Lastly, it is with some degree of warmth and pride that I look at the educational presentations at the Scientific Assembly. With attendance approaching 5,700, this is the largest gathering every year of emergency physicians in the world. With this rise in attendance has also come an unparalleled expansion of faculty. Having been part of the early years, and having now contributed for 30 years to ACEP’s educational programs, it is magnificent to watch the blossoming of the educational talent within the specialty. The quality of the lectures, English grammar excluded, has become superb. The variety of things available is seemingly endless and the stature of the faculty in the various academic communities around the country has grown tremendously. With all the various problems happening in medicine, health care and society in general, I believe that emergency physicians can look back on their growth as a profession as an educational venture over the last 30 years as a point of real pride.

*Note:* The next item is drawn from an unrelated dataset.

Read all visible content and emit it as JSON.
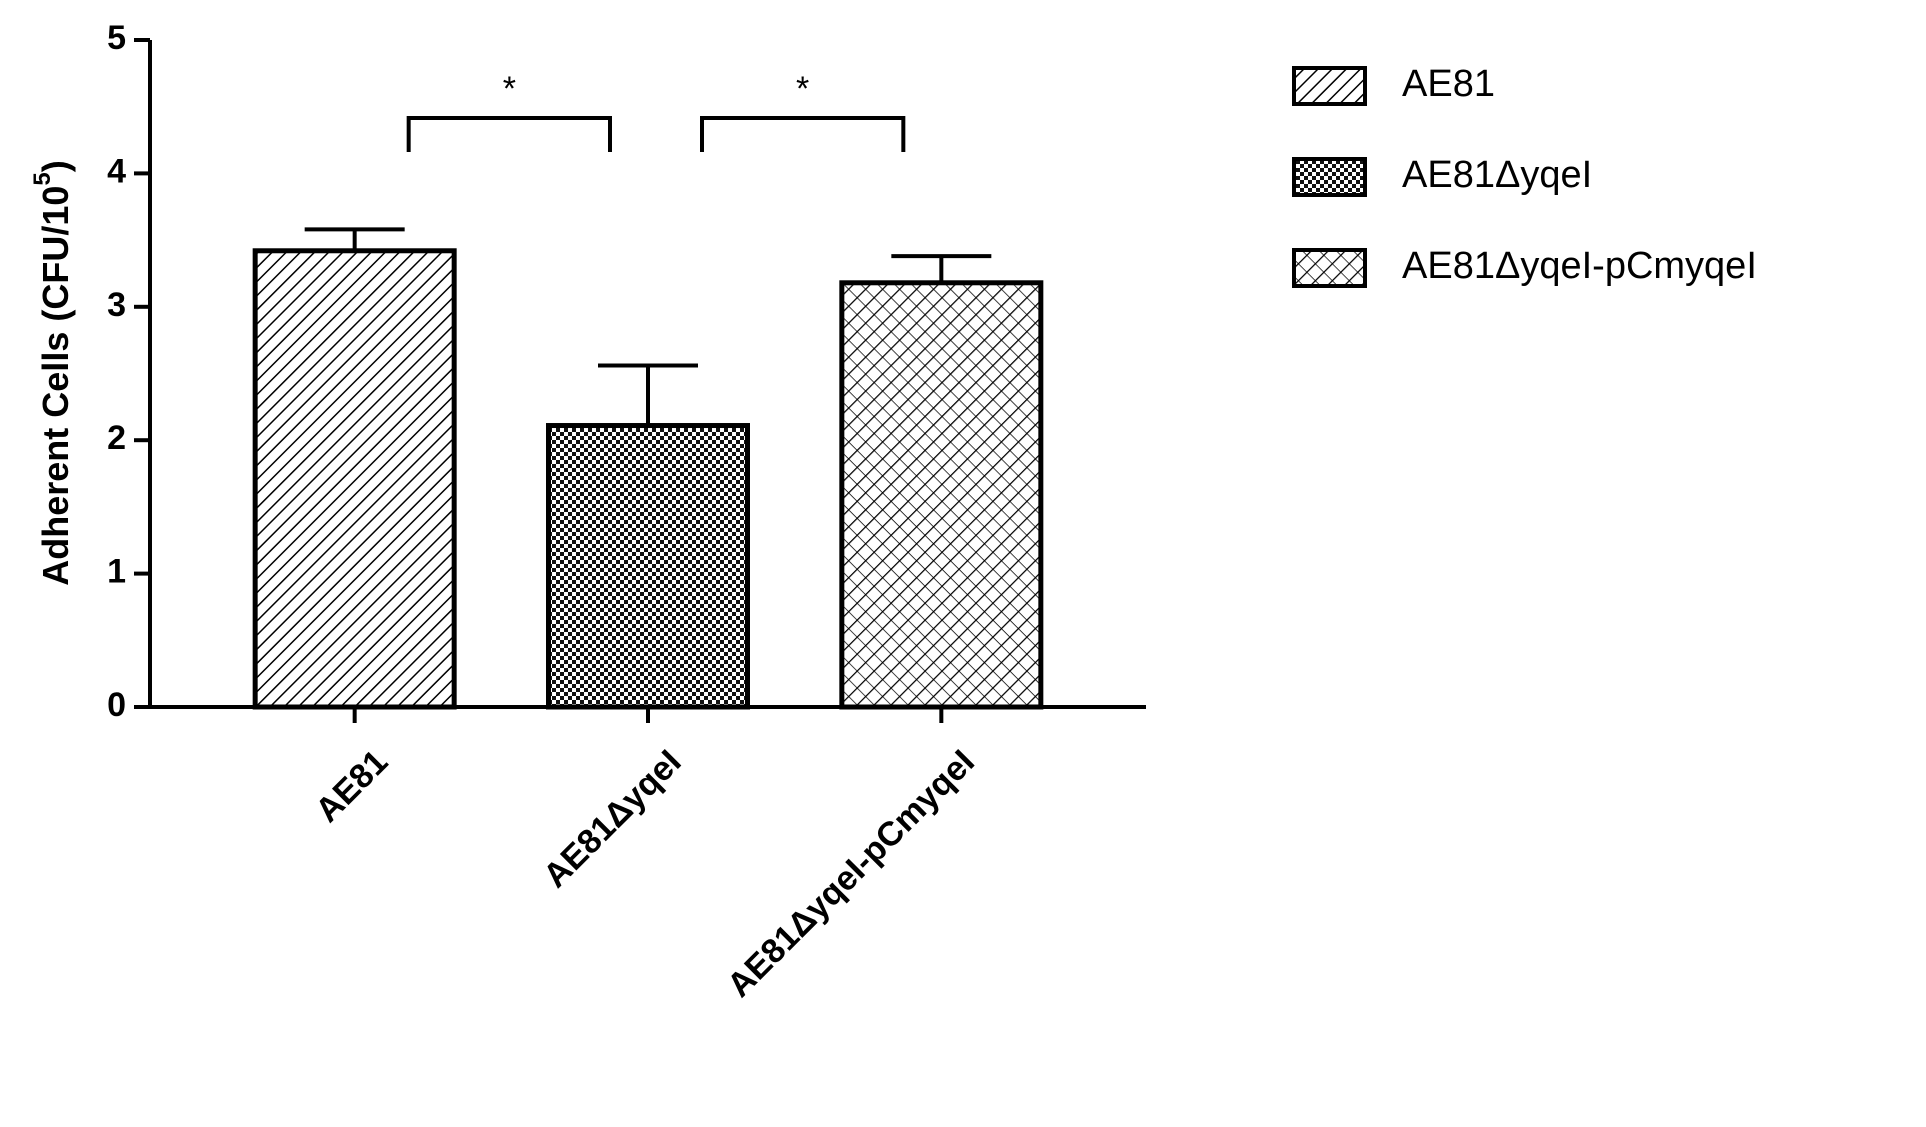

It is when I’m with my brother and sister emergency physicians that I can properly communicate. I can use a term such as “terminal fibromyalgia” and everything has been conveyed. It is always a pleasure to gather with my brothers and sisters who understand what we do for a living, who understand that we have more in common with police and firemen in our communities than we do with the ophthalmologist and the neurologist. To come together with folks that have no concept of warm pizza and no understanding of leaving on time is a joy, a pleasure and an honor. I understand that these are somewhat bizarre and rambling comments but it reflects the Scientific Assembly itself, which is the Broadway and the Barnum and Bailey Circus of emergency medicine.
Greg Henry, MD, is the founder and CEO of Medical Practice Risk Assessment, Inc. Dr. Henry is a past president of ACEP and directed an ED for 21 years.